Wet, windy and no white Christmas, says Met Eireann

Forecaster Joanna Donnelly

Greg Harkin and Allison Bray

Dublin will escape the affects of a Christmas storm coming towards the Irish coast.

While the storm could touch the north-west coast on Friday, its impact will be minimal.

Met Eireann forecaster Joanna Donnelly has all but ruled out a white Christmas this year for the capital.

However, what we don't get in snow will be made up in wind, she said.

Wet and windy conditions are expected on Friday, before clearing for a time on Saturday. Rain is forecast to come in again from the west in the late afternoon and early on Christmas Eve.

While it is too soon for Met Eireann to issue a status yellow wind warning, a travel advisory has been issued due to the sheer volume of people who will be out and about on Friday ahead of Christmas.


Met forecaster Gerry Murphy, meanwhile, explained how it looks like the storm forming in the north Atlantic Ocean will pass north for Scotland.

"This is the storm called Storm Barbara in Britain, which they expect to hit the islands around the north and west of Scotland," he said.

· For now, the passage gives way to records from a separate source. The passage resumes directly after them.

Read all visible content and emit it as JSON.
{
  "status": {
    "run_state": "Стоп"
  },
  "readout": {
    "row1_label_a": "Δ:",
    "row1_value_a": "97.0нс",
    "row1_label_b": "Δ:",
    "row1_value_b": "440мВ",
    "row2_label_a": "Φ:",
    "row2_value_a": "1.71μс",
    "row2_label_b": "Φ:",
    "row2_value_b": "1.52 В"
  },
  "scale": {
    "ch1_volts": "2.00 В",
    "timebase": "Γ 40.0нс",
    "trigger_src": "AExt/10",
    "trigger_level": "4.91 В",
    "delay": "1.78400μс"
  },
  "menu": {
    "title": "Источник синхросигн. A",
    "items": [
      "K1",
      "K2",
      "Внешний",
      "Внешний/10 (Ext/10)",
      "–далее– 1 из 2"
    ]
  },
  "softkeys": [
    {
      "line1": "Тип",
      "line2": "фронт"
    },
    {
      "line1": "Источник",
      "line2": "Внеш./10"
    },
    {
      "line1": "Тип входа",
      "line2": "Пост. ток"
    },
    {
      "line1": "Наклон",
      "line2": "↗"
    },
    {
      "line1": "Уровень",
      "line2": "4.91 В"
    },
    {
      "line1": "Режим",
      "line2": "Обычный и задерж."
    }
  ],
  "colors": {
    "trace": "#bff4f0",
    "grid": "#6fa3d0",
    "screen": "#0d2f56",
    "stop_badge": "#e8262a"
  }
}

"As it looks now its moving in the north west. It's not going to have a big effect on this country," he added.

However he said the affects of the storm will still give us a wet and windy day, with weather warnings likely on the west coast.

Temperatures on Christmas Eve and Day are likely to be upwards of 13C.

Conor Faughnan from AA Roadwatch warned changes in driving routines over the Christmas period and bad weather were a "recipe for danger".

"We are watching the forecast and it could be downgraded but even so it is still going to be wet and windy at a time when tens of thousands of people are on the move travelling to see relatives," he said.

"We have to reinforce all our road safety messages, which become of increased importance in bad weather when people are driving routes they don't regularly travel."

He said AA crews will work throughout the period to deal with any breakdowns - with around 100 on a normal Christmas Day.